Se a fare la parte da leone sono sicuramente le vendite verso la Germania, che da 42,7 salgono a 43,9 miliardi, segnando un +3% e quelle verso l'Austria (+2%) - passate da 7,1 a 7,3 miliardi lo scorso anno - ad andare molto bene sono state le vendite verso la Repubblica Ceca (+6%), passate dai 4,2 miliardi registrati nei primi dieci mesi del 2015 ai 4,4 raggiunti nello stesso periodo del 2016 e quelle verso la Slovacchia (+6%), salite da 2,1 a 2,2 miliardi. A registrare una battuta d'arresto in questo "blocco di Paesi emergenti dell'Ue - commenta Alessandro Terzulli, capo economista in Sace - c'è la Polonia, con un -7%, passata da 5,8 miliardi dei primi dieci mesi del 2015 ai 5,4 miliardi dello stesso periodo del 2016". A non registrare una buona performance ci sono poi i Paesi del Partenariato orientale (Armenia, Azerbaigian, Georgia, Moldova, Ucraina e Bielorussia) se pur con qualche eccezione. "A pesare - fa notare Terzulli - è l'andamento dell'economia russa e le sue ripercussioni su quest'area". In primis la Bielorussia, che registra un -24%, passando dai 294,4 milioni dei primi dieci mesi del 2015 ai 222,9 dello stesso periodo del 2016. Un dato, avverte, "che mostra i contraccolpi della domanda russa in forte calo e quelli di una serie di problemi strutturali dell'economia bielorussa". Male anche l'export verso il mercato azero, con -63%, passato dai 597,5 ai 220,5 milioni. Una riduzione drastica della domanda di prodotti italiani dovuta "alla poca diversificazione dell'economia e al calo del prezzo degli idrocarburi". Male anche l'Armenia (-15%), "dove pesa il contesto politico del Nagorno-Karabakh che rappresenta un rischio politico ancora molto elevato". Bilancio positivo, invece, per le vendite verso l'Ucraina (+22%), passate da 736,1 milioni a oltre 896,4 e la Georgia (+37%), che raccoglie i frutti di un processo di riforme e di diversificazione della propria economia e la Moldova - un mercato dalle dimensioni ridotte - che ha però aumentato la sua domanda di Made in Italy, passando dai 165 milioni ai 170 milioni (+3%).
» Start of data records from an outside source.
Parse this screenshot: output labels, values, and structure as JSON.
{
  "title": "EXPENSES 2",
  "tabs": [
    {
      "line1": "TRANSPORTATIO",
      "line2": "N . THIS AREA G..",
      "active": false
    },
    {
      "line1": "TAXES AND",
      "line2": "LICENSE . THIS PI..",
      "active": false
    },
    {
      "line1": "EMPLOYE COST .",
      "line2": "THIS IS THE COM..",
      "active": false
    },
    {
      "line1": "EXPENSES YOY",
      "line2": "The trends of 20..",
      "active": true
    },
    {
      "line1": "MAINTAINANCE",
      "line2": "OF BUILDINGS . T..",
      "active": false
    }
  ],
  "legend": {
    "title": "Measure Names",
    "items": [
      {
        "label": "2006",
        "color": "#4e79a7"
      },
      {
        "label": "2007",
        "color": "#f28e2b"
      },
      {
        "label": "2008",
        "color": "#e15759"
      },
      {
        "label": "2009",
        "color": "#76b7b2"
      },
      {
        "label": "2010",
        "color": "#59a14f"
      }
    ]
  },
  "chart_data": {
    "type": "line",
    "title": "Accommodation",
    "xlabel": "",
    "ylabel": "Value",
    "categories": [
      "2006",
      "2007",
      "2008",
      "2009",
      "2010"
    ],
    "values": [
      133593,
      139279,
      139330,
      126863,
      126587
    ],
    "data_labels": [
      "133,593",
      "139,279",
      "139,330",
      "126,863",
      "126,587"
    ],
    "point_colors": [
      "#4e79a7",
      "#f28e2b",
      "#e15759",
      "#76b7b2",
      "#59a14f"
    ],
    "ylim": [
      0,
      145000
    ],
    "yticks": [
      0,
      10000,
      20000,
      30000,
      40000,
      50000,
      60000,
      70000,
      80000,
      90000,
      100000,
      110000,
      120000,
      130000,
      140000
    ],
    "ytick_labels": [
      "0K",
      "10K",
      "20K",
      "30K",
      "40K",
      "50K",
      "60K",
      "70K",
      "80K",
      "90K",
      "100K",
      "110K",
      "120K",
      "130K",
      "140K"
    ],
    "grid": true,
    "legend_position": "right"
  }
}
"Tra questi due estremi geografici - prosegue Terzulli - ci sono i Balcani, con alcuni Paesi quali il Kosovo (che registra un aumento del 12%, passando da 65,4 milioni a 73,5 milioni) - e la Bosnia Erzegovina (con un +3%, passata da 525,9 a 542,7 milioni) - dove malgrado i risultati positivi, pesano ancora il clima politico e il contesto operativo complesso (costo del lavoro, manodopera, regime di tassazione, corruzione burocrazia)". E quelli come la Croazia (-4%, calata dai 2,2 miliardi ai 2,1 miliardi) e la Slovenia (-4%, passata da 3,1 miliardi a 3 miliardi lo scorso anno)", che invece hanno registrato riduzioni importanti. (ANSA).